La République démocratique du Congo et les États-Unis ont signé, le 4 décembre 2025, un accord de partenariat stratégique portant sur les minerais critiques, dans l’objectif affiché de renforcer la coopération économique et de structurer les chaînes de valeur minières. Si ce texte comporte certaines avancées saluées par la société civile, il soulève également de sérieuses inquiétudes liées à l’asymétrie des négociations et à l’opacité du processus, selon les analyses de Congo N’est Pas À Vendre (CNPAV) et de la Coalition Africaine sur les Minerais Verts (CAMV), consultées par Mines.cd.
Des dispositions favorables à la transformation locale
Les deux organisations reconnaissent, dans leur lecture de l’accord, l’existence de clauses explicites encourageant la transformation locale des minerais critiques en RDC. Une orientation jugée positive, dans la mesure où elle ambitionne de positionner le pays comme un acteur majeur de la transition énergétique mondiale, au-delà de son rôle traditionnel de simple exportateur de matières premières brutes.
Toutefois, CNPAV et CAMV rappellent que cet accord a été signé dans un contexte sécuritaire défavorable à Kinshasa, ce qui aurait pesé sur l’équilibre des négociations. Cette situation, soulignent-elles, a accentué l’asymétrie de pouvoir entre les deux parties, au détriment des intérêts stratégiques congolais.
Asymétrie, opacité et déficit de concertation
Les deux coalitions dénoncent surtout l’absence de consultations préalables avec les parties prenantes nationales, notamment le Parlement, une démarche qui pourrait contrevenir à l’article 214 de la Constitution. Pour elles, cette opacité fragilise la confiance du public et va à l’encontre des principes de bonne gouvernance que les deux États disent pourtant promouvoir.
Autre point de crispation : l’absence du ministre congolais des Mines au sein du Comité conjoint de suivi de l’accord. « Il est incompréhensible que le responsable politique du secteur ne siège pas dans l’organe chargé de la mise en œuvre et du suivi », déplorent CNPAV et CAMV.

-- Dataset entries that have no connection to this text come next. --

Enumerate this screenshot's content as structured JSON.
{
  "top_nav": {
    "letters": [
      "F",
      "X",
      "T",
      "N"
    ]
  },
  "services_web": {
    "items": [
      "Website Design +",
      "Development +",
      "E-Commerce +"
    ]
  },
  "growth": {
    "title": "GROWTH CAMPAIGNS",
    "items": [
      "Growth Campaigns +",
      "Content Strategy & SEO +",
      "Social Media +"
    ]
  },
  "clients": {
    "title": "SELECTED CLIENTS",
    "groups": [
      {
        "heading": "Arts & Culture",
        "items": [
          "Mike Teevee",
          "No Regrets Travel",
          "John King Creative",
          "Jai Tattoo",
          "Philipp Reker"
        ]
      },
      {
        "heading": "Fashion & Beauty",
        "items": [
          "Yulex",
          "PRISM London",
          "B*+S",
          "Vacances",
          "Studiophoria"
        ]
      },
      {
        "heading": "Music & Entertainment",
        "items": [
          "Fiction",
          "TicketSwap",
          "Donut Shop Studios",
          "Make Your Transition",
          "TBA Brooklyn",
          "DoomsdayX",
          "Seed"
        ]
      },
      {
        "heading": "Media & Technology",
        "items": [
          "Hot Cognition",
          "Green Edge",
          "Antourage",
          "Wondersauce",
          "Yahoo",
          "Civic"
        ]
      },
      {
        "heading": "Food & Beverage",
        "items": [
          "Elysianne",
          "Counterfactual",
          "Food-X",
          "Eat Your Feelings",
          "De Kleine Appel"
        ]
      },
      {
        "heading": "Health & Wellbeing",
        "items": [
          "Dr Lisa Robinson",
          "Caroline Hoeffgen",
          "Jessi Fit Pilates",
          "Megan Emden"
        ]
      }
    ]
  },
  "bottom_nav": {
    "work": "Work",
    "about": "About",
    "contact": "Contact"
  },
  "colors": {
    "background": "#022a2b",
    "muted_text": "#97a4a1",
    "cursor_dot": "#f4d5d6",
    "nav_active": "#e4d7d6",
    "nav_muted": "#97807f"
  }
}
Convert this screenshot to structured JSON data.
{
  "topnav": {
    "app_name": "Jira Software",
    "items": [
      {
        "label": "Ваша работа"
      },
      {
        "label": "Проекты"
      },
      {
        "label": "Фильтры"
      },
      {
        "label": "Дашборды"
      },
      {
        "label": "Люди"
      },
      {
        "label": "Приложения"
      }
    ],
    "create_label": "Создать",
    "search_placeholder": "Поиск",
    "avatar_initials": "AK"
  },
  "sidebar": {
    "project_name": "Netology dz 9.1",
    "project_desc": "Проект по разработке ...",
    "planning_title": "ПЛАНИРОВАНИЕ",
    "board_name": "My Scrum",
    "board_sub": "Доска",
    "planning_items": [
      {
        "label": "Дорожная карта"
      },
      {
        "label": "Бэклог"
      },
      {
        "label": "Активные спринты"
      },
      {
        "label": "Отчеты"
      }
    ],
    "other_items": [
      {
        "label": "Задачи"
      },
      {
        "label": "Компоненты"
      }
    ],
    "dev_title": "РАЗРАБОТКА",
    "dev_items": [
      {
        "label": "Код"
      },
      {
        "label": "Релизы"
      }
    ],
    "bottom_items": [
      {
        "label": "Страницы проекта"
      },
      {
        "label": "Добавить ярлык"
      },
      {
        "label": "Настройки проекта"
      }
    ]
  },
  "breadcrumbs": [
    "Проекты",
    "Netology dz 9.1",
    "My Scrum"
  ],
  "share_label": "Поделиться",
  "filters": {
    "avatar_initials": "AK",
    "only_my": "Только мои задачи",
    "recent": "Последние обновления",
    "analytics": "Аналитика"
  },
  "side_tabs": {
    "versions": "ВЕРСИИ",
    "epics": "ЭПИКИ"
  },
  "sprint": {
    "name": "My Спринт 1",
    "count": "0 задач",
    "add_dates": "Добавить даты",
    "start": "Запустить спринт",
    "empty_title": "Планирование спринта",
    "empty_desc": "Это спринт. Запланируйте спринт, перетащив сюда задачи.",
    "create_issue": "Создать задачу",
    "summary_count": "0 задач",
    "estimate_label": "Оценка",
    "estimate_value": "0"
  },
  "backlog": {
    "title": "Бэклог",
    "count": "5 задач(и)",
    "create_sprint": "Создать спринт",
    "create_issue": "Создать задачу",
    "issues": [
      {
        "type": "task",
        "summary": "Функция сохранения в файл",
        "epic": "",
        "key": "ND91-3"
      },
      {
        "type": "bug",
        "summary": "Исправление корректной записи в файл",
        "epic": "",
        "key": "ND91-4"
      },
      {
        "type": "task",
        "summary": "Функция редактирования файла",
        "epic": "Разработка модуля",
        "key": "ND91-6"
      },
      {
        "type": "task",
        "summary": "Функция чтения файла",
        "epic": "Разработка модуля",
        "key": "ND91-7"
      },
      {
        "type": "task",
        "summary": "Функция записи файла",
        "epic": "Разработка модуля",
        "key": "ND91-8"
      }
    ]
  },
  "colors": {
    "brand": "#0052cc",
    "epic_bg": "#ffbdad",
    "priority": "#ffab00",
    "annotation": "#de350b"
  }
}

Avantages fiscaux et risques pour le cadre légal
Sur le plan économique et juridique, les organisations s’inquiètent des dispositions de l’article XII de l’accord, qui accorderait aux entreprises américaines des avantages fiscaux préférentiels, assortis d’une clause de stabilisation de dix ans pour les projets dits stratégiques. Le texte prévoirait également, dans un délai de douze mois, des ajustements législatifs, voire constitutionnels.
Selon CNPAV et CAMV, ces exonérations pourraient entraîner un manque à gagner substantiel pour l’État congolais et affaiblir le Code minier, rappelant à cet égard les limites et les échecs observés dans le cadre de la convention Sicomines conclue avec la Chine. Elles exigent, dès lors, une clarification précise des contreparties accordées à la RDC et l’application non discriminatoire des incitations à l’ensemble des investisseurs.
Projets stratégiques : flou persistant et recommandations
Enfin, les coalitions estiment que les projets stratégiques évoqués dans l’accord manquent de clarté, tant sur les critères d’éligibilité que sur les modalités de financement et l’identification des bénéficiaires effectifs. Ce flou, préviennent-elles, ouvre la voie à des risques de captation élitiste ou d’endettement non maîtrisé.
Face à ces préoccupations, CNPAV et CAMV plaident pour une ratification parlementaire de l’accord, l’intégration formelle du ministre des Mines au comité de suivi, la mise en place de mécanismes robustes de transparence, ainsi que l’implication de la société civile et des citoyens comme observateurs indépendants du processus.